Una tensione ininterrotta attraversa il racconto La tormenta. Uno sposo attende una sposa fuori da una piccola chiesa campestre. La sposa tarda ad arrivare, mentre accadono piccoli fatti che concorrono a creare una certa inquietudine: “la polvere aveva cominciato a sollevarsi” (p. 113); “Lo sposo raggiunse di nuovo la strada e si mise a parlare con la ragazza dalle piume nere. Parlavano a bassa voce senza muoversi, fin quando lui non le toccò un braccio e allora lei fece un passo indietro, alzò le mani molto lentamente e si tolse il cappello.
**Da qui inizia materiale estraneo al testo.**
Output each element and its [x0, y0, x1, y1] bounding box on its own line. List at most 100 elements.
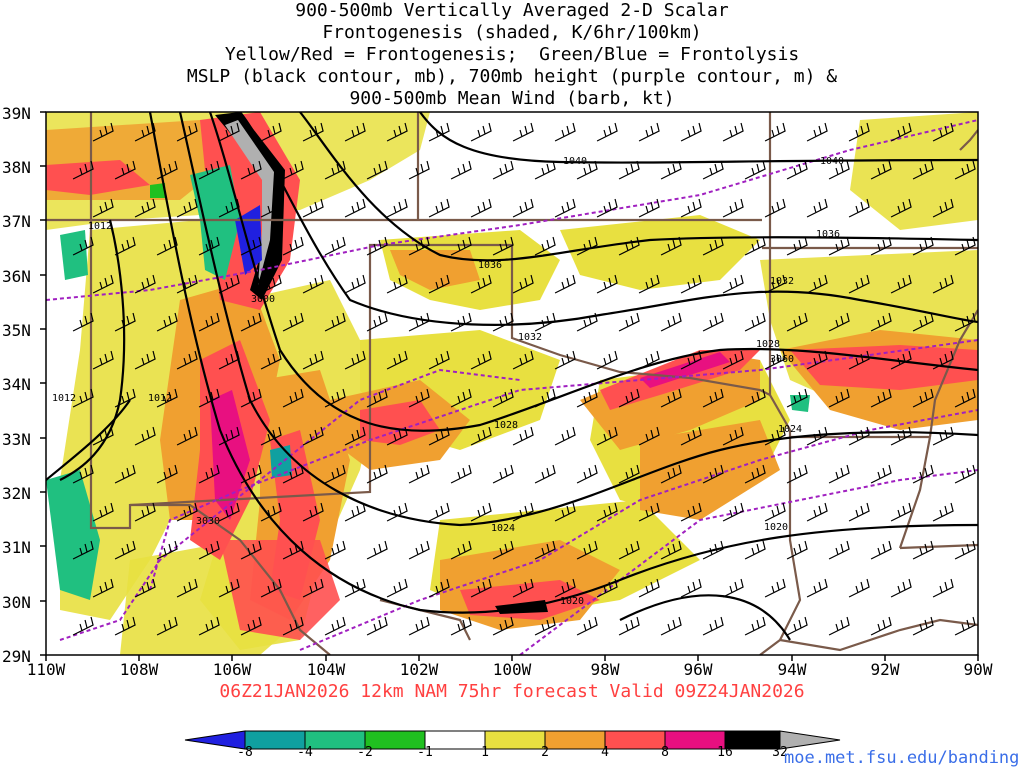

Di colpo tutti ammutolirono” (ibid.); “Il cielo si era fatto scuro, c’era aria di tormenta” (p. 114).

Finché “alla fine la diga cedette e la sposa cominciò ad avanzare trasportata dalla gente che la circondava, che la sollevava come la spuma di un’onda, sempre più in alto e più leggera e più vicina all’ingresso, e lei lanciò un grido quando l’onda la ricoprì, o forse non fu lei, perché i fiori d’arancio non si vedevano più, ma non si distinguevano nemmeno i vestiti colorati delle altre invitate, soltanto un vortice ansimante nell’atrio, illuminato appena dai lampi che sembravano provenire dall’interno della chiesa”, pp.115-116.

Nei racconti di Rosalba Campra – ecco la sua migliore caratteristica di scrittrice – scorre la vita, tutta la vita: senza censure, senza arbitrarie dicotomie tra il giusto e lo sbagliato (dunque senza giudizi), senza segnali che esplicitino il confine tra presente e passato, verità e sogno, possibile e impossibile.

Qui, davvero, la scrittura si fa sguardo assoluto sul mondo.